Calvert of Maryland - James Otis |
It was not yet noon when Governor Calvert and Father Altham came on board the Dove again, and we set off farther up the river to a village of the Piscataway Indians, regarding which those on shore had told the priest.
It was yet early in the afternoon when we came around a bend in the stream, beyond which we could see the village, and there, lying at anchor, were two small pinnaces, much after the same make as was the Dove.
That there were white people on the river above us no one had believed, although we received information of a settlement of Englishmen on Kent Island, some distance farther up the bay, of which I shall tell you later, and we craned our necks in vain to see English crews aboard the pinnaces. In this, however, we were disappointed, for a dozen or more dark-skinned men were seen aboard these craft, but never a white face.
On the shore were gathered no less than five hundred Indians, so John said, all armed and seemingly ready to prevent us from making a landing.
To see the pinnaces, which were certainly of English make, frightened me as I gazed at them, for I said to myself that these brown-skinned men must have captured, and perhaps eaten, the crews who sailed them, and that we should be treated in the same manner unless we made valiant battle.
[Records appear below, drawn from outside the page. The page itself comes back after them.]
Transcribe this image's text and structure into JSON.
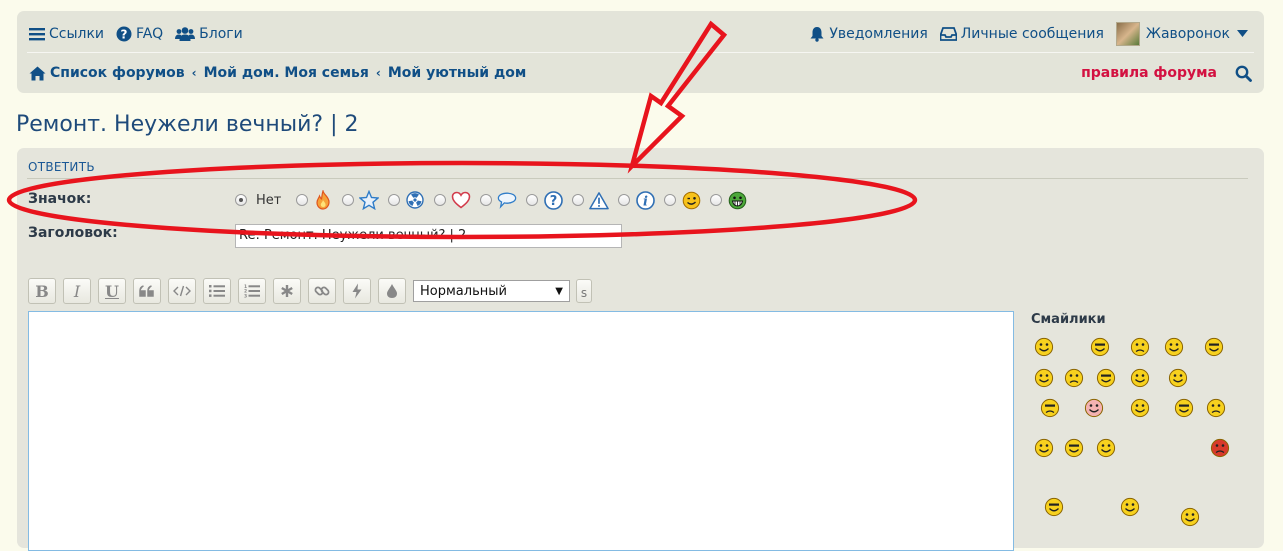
{
  "navbar": {
    "links": {
      "label": "Ссылки"
    },
    "faq": {
      "label": "FAQ"
    },
    "blogs": {
      "label": "Блоги"
    },
    "notifications": {
      "label": "Уведомления"
    },
    "messages": {
      "label": "Личные сообщения"
    },
    "user": {
      "label": "Жаворонок"
    },
    "breadcrumbs": [
      "Список форумов",
      "Мой дом. Моя семья",
      "Мой уютный дом"
    ],
    "rules": "правила форума"
  },
  "topic": {
    "title": "Ремонт. Неужели вечный? | 2"
  },
  "reply": {
    "heading": "ОТВЕТИТЬ",
    "icon_label": "Значок:",
    "icon_none": "Нет",
    "icon_options": [
      "fire-icon",
      "star-icon",
      "radioactive-icon",
      "heart-icon",
      "speech-bubble-icon",
      "question-icon",
      "warning-icon",
      "info-icon",
      "wink-smiley-icon",
      "grin-smiley-icon"
    ],
    "subject_label": "Заголовок:",
    "subject_value": "Re: Ремонт. Неужели вечный? | 2"
  },
  "toolbar": {
    "bold": "B",
    "italic": "I",
    "underline": "U",
    "font_size": "Нормальный",
    "extra": "s"
  },
  "smilies": {
    "title": "Смайлики"
  },
  "colors": {
    "accent": "#104f86",
    "rules": "#d31141",
    "annotation": "#e8141d"
  }
}
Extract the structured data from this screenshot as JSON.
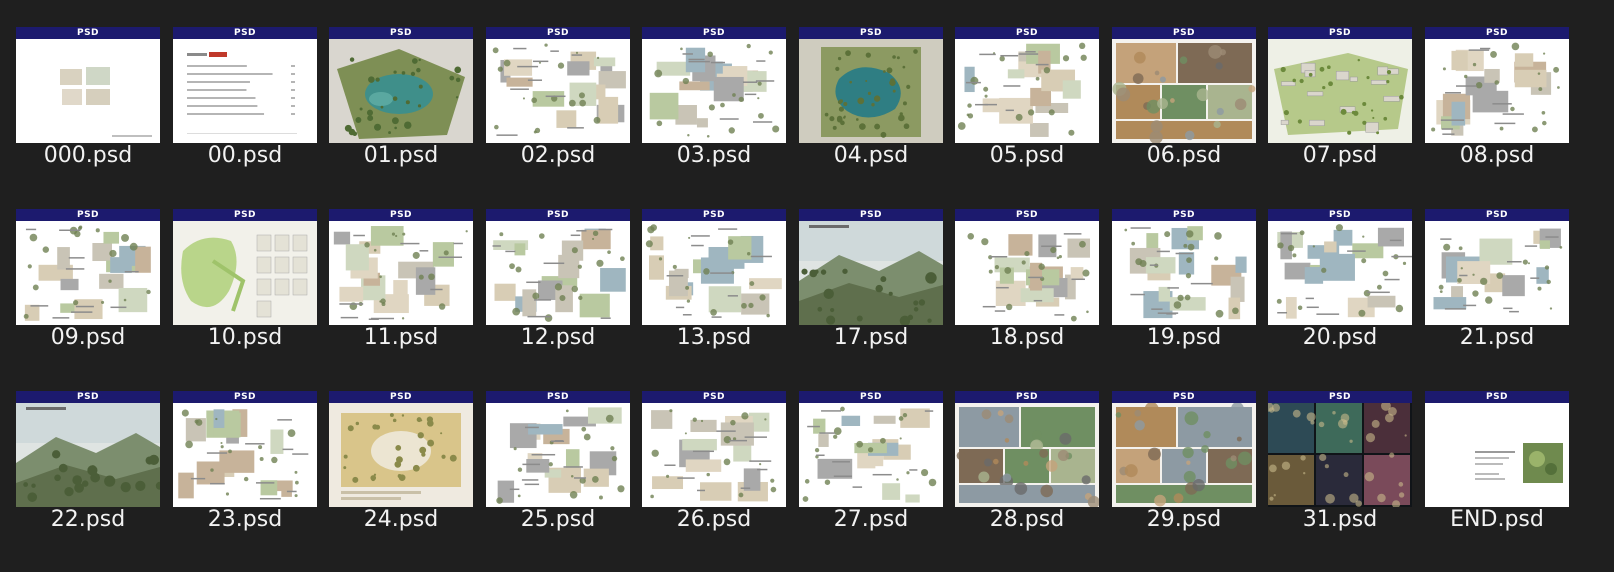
{
  "view": {
    "type": "file-explorer-large-icons",
    "background": "#1f1f1f",
    "badge_text": "PSD",
    "badge_color": "#1c1a6e",
    "label_color": "#f2f2f2"
  },
  "files": [
    {
      "name": "000.psd",
      "thumb": "cover-blank"
    },
    {
      "name": "00.psd",
      "thumb": "toc"
    },
    {
      "name": "01.psd",
      "thumb": "aerial-lake"
    },
    {
      "name": "02.psd",
      "thumb": "analysis-sheet"
    },
    {
      "name": "03.psd",
      "thumb": "analysis-sheet"
    },
    {
      "name": "04.psd",
      "thumb": "masterplan-lake"
    },
    {
      "name": "05.psd",
      "thumb": "analysis-sheet"
    },
    {
      "name": "06.psd",
      "thumb": "photo-collage"
    },
    {
      "name": "07.psd",
      "thumb": "aerial-green"
    },
    {
      "name": "08.psd",
      "thumb": "analysis-sheet"
    },
    {
      "name": "09.psd",
      "thumb": "analysis-sheet"
    },
    {
      "name": "10.psd",
      "thumb": "site-map"
    },
    {
      "name": "11.psd",
      "thumb": "analysis-sheet"
    },
    {
      "name": "12.psd",
      "thumb": "analysis-sheet"
    },
    {
      "name": "13.psd",
      "thumb": "analysis-sheet"
    },
    {
      "name": "17.psd",
      "thumb": "render-landscape"
    },
    {
      "name": "18.psd",
      "thumb": "analysis-sheet"
    },
    {
      "name": "19.psd",
      "thumb": "analysis-sheet"
    },
    {
      "name": "20.psd",
      "thumb": "analysis-sheet"
    },
    {
      "name": "21.psd",
      "thumb": "analysis-sheet"
    },
    {
      "name": "22.psd",
      "thumb": "render-landscape"
    },
    {
      "name": "23.psd",
      "thumb": "analysis-sheet"
    },
    {
      "name": "24.psd",
      "thumb": "masterplan-sand"
    },
    {
      "name": "25.psd",
      "thumb": "analysis-sheet"
    },
    {
      "name": "26.psd",
      "thumb": "analysis-sheet"
    },
    {
      "name": "27.psd",
      "thumb": "analysis-sheet"
    },
    {
      "name": "28.psd",
      "thumb": "photo-collage"
    },
    {
      "name": "29.psd",
      "thumb": "photo-collage"
    },
    {
      "name": "31.psd",
      "thumb": "dark-collage"
    },
    {
      "name": "END.psd",
      "thumb": "end-sheet"
    }
  ]
}
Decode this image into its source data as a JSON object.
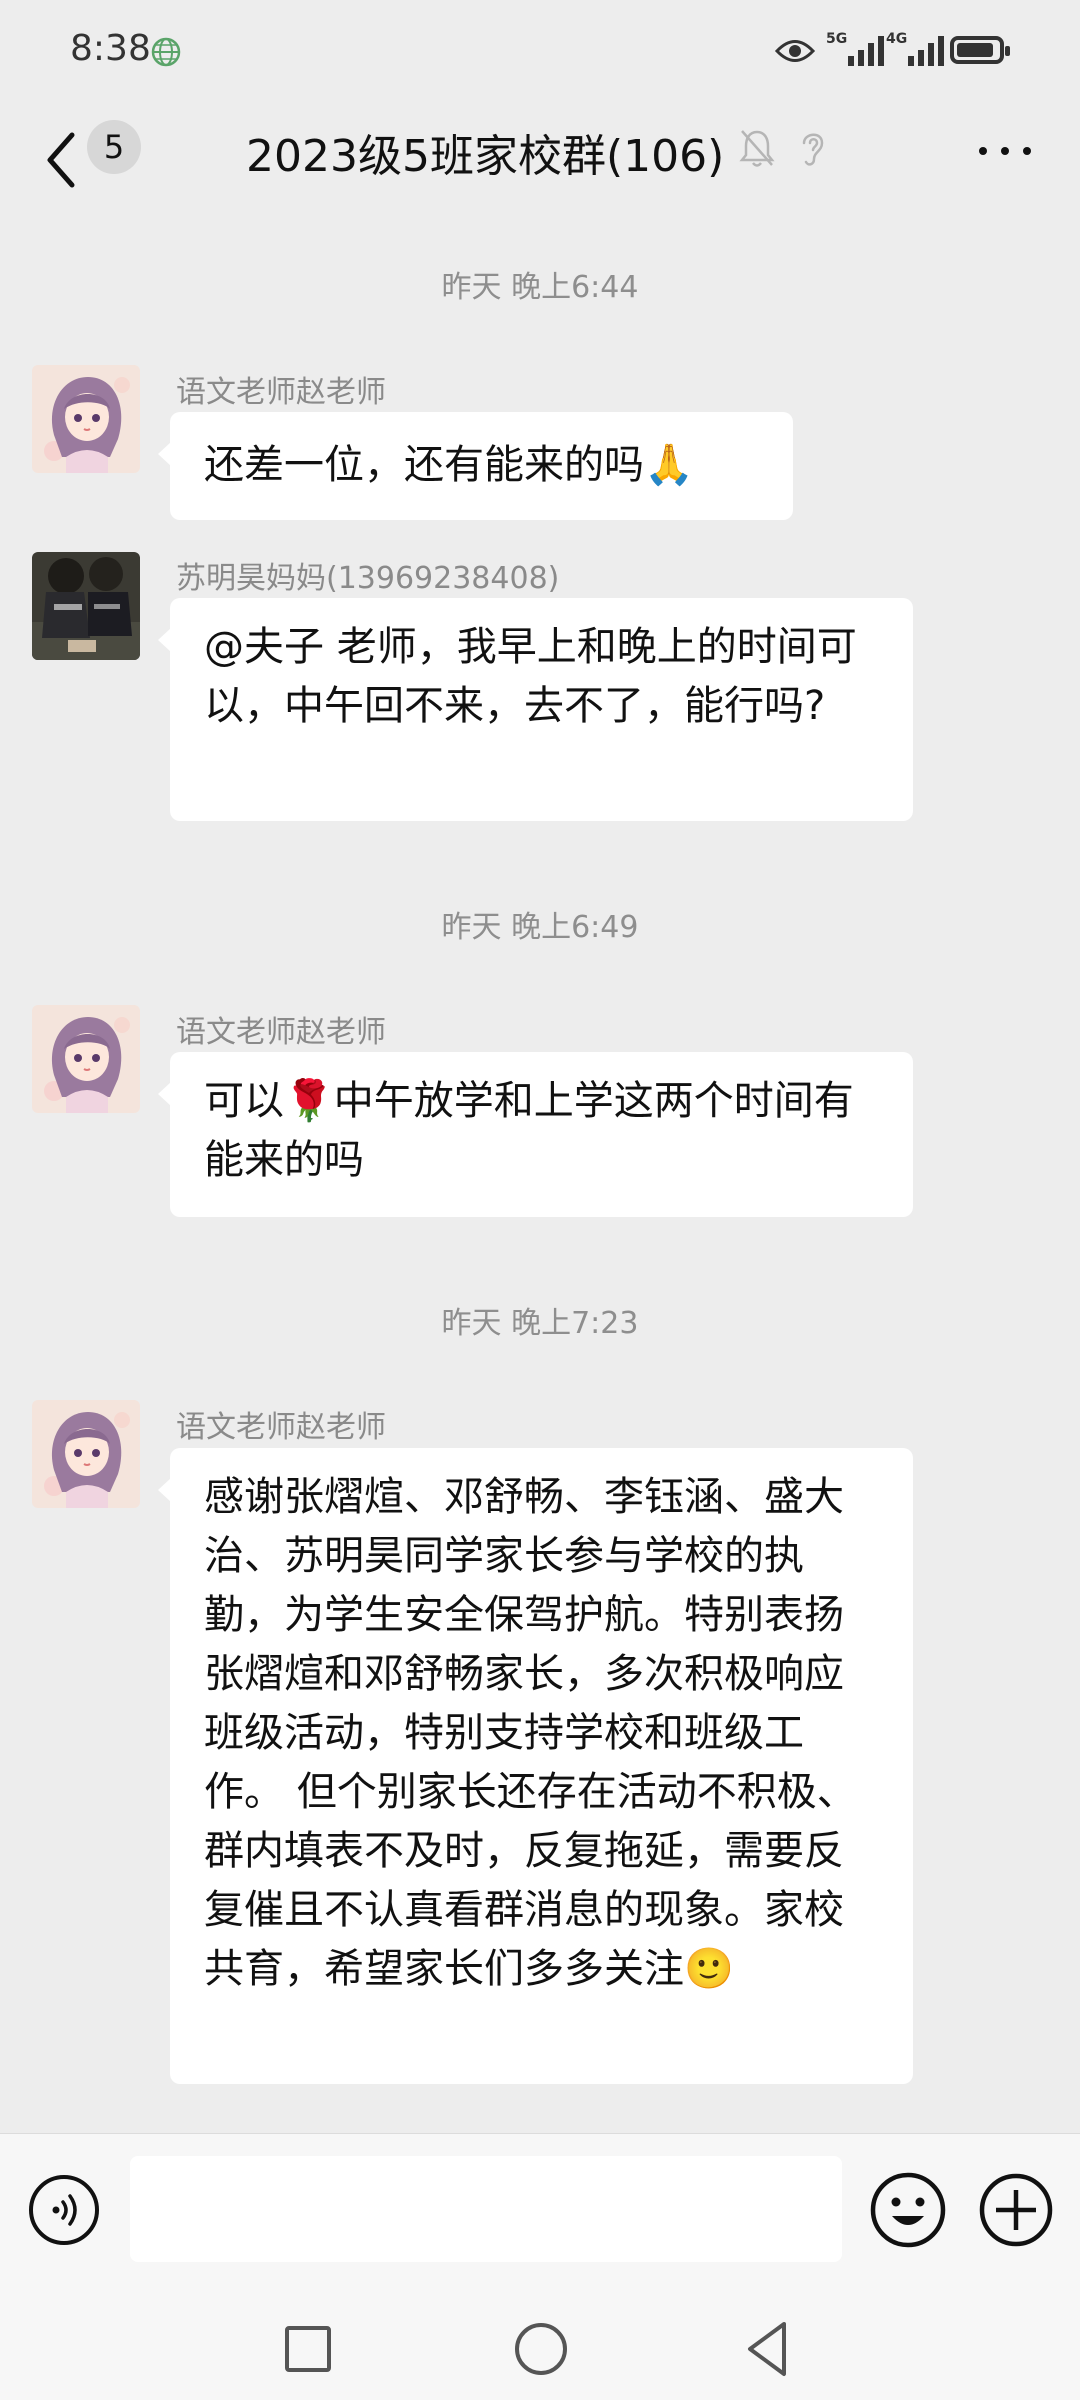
{
  "status_bar": {
    "time": "8:38",
    "signal1_tag": "5G",
    "signal2_tag": "4G",
    "icons": [
      "globe-icon",
      "eye-icon",
      "signal-icon",
      "signal-icon",
      "battery-icon"
    ]
  },
  "header": {
    "unread_count": "5",
    "title": "2023级5班家校群(106)",
    "icons": [
      "back-icon",
      "muted-bell-icon",
      "ear-icon",
      "more-icon"
    ]
  },
  "messages": [
    {
      "timestamp": "昨天 晚上6:44",
      "sender": "语文老师赵老师",
      "text": "还差一位，还有能来的吗🙏"
    },
    {
      "sender": "苏明昊妈妈(13969238408)",
      "text": "@夫子  老师，我早上和晚上的时间可以，中午回不来，去不了，能行吗?"
    },
    {
      "timestamp": "昨天 晚上6:49",
      "sender": "语文老师赵老师",
      "text": "可以🌹中午放学和上学这两个时间有能来的吗"
    },
    {
      "timestamp": "昨天 晚上7:23",
      "sender": "语文老师赵老师",
      "text": "感谢张熠煊、邓舒畅、李钰涵、盛大治、苏明昊同学家长参与学校的执勤，为学生安全保驾护航。特别表扬张熠煊和邓舒畅家长，多次积极响应班级活动，特别支持学校和班级工作。      但个别家长还存在活动不积极、群内填表不及时，反复拖延，需要反复催且不认真看群消息的现象。家校共育，希望家长们多多关注🙂"
    }
  ],
  "input_bar": {
    "placeholder": "",
    "icons": [
      "voice-icon",
      "emoji-icon",
      "plus-icon"
    ]
  },
  "nav_bar": {
    "icons": [
      "recent-apps-icon",
      "home-icon",
      "back-nav-icon"
    ]
  },
  "colors": {
    "background": "#ededed",
    "bubble": "#ffffff",
    "timestamp": "#8e8e8e",
    "sender": "#8a8a8a"
  }
}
I soon came to learn how groundless were my fears, for when Governor Calvert and Father Altham went on shore alone, as before, making signs of friendship, a white man stepped out from amid the throng, and Captain Lowe shouted in a joyous tone
"Henry Fleet! By all that's good! What do you here?"
"Trading, as I have done many a month, and with license from those of Virginia," the man on shore replied in a not over-friendly tone, and asked almost immediately, "Why do you come? Are you of Baltimore's party who claim all the rights in this bay of Chesapeake?"
Then it was that Governor Calvert spoke him fairly, and the two went apart a little way from the others, talking in low tones, until I saw this Henry Fleet strike his hand heartily into that of our governor's, as if to say they were friends, and from that moment I had no fear of those dark-skinned men who were seemingly opposed to our coming.